Выбрать главу

— Пойдёте с нами в церковь? — спросил я.

— Нет, благодарю, — вежливо ответил он. — Это не… не совсем в моих правилах, видите ли. Церковь, конечно, превосходный институт — для бедных. В своём полку я, разумеется, посещаю церковь. Чтобы показать пример солдатам. Но здесь меня всё равно никто не знает, так что, думаю, смело могу освободить себя от проповеди.

Артур молчал, пока мы не отошли настолько, что нас не могли услышать посторонние. Только тогда он едва слышно пробормотал: «Где двое или трое собраны во имя Моё, там Я посреди них».[45]

— Да, — кивнул я. — Это, несомненно, есть тот принцип, на который опирается обычай посещения церкви.

— И когда он всё же идёт в церковь, — продолжал Артур (наши мысли бежали в такой прочной сцепке, что разговор изобиловал фигурами умолчания), — он, полагаю, повторяет слова: «Верую в Сообщество Святых»?

Мы подошли к небольшой церквушке, в которую в этот час вливался внушительный поток прихожан, состоящий главным образом из местных рыбаков и их семейств.

Стоит услышать объявление службы из уст какого-нибудь современного эстетствующего ханжи — или ханжащего эстета, сразу не разберёшь, — и тотчас становится ясно, что такая служба будет непродуманной и безжизненной; зато нынешняя показалась мне, только-только улизнувшему от неизменно передовых преобразований, сотрясающих Лондонскую церковь, под опеку sоi-disant[46] «католического» приходского священника, непередаваемо живительной.

Никакой вам театральной процессии притворно застенчивых крошек-хористов, до потери сознания пытающихся сдержать глупые ухмылки под умилёнными взглядами членов конгрегации; миряне сами, без посторонней помощи выполняли свою часть службы, разве что несколько добрых голосов, со знанием дела расставленных там и сям среди прихожан, толково направляли пение в нужное русло. Никто не совершал надругательства над величественным звучанием псалмов и литургии — потому что никто не долдонил их с той убийственной монотонностью, в которой не больше бывает выразительности, чем в механической кукле, «умеющей» разговаривать.

Нет, здесь молящиеся молились, отрывки Писания читались, и, что всего сильнее восхищало, проповедь говорилась; я обнаружил даже, кода мы покидали церковь, что повторяю слова Иакова — когда он «пробудился от сна»: «Истинно Господь присутствует на месте сем! Это не иное что, как дом Божий, это врата небесные».[47]
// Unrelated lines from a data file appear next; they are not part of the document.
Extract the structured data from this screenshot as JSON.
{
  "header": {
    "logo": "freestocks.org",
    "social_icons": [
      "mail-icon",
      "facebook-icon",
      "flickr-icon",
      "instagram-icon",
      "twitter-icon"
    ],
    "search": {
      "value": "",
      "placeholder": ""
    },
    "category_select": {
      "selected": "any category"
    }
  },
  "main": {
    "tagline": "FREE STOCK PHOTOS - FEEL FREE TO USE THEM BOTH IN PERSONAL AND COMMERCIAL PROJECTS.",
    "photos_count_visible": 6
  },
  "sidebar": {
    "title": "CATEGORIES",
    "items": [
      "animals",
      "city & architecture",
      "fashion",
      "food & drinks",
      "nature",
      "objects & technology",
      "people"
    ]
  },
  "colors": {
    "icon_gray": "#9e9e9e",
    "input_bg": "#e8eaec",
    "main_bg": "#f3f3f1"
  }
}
— Так оно и есть, — сказал Артур в ответ, несомненно, на мои мысли, — все эти «высокие» службы (службы по высокому обряду) быстро становятся чистейшим формализмом. Люди всё больше начинают относиться к ним как к «спектаклям», на которых они только «присутствуют» во французском смысле. А для маленьких мальчиков это особенно вредно. Им бы поменьше изображать из себя эльфов, как на рождественском представлении. Все эти маскарадные костюмы, театральные выходы и уходы, всегда всё en evidence[48]… Не диво, что их снедает тщеславие — маленькие крикливые шуты!

Проходя на обратном пути Усадьбу, мы заметили графа и леди Мюриэль, которые вышли посидеть в саду. Эрика с ними не было — он отправился на прогулку.

Мы подошли к ним и завели беседу; она быстро свернула на проповедь, которую мы давеча прослушали, её темой был «эгоизм».

— Какое изменение претерпели наши кафедры, — заметил Артур, — с тех пор как Пейли[49] дал своё в высшей степени эгоистическое определение добродетели: «Делать добро человечеству, повинуясь воле Господа и ради вечного блаженства».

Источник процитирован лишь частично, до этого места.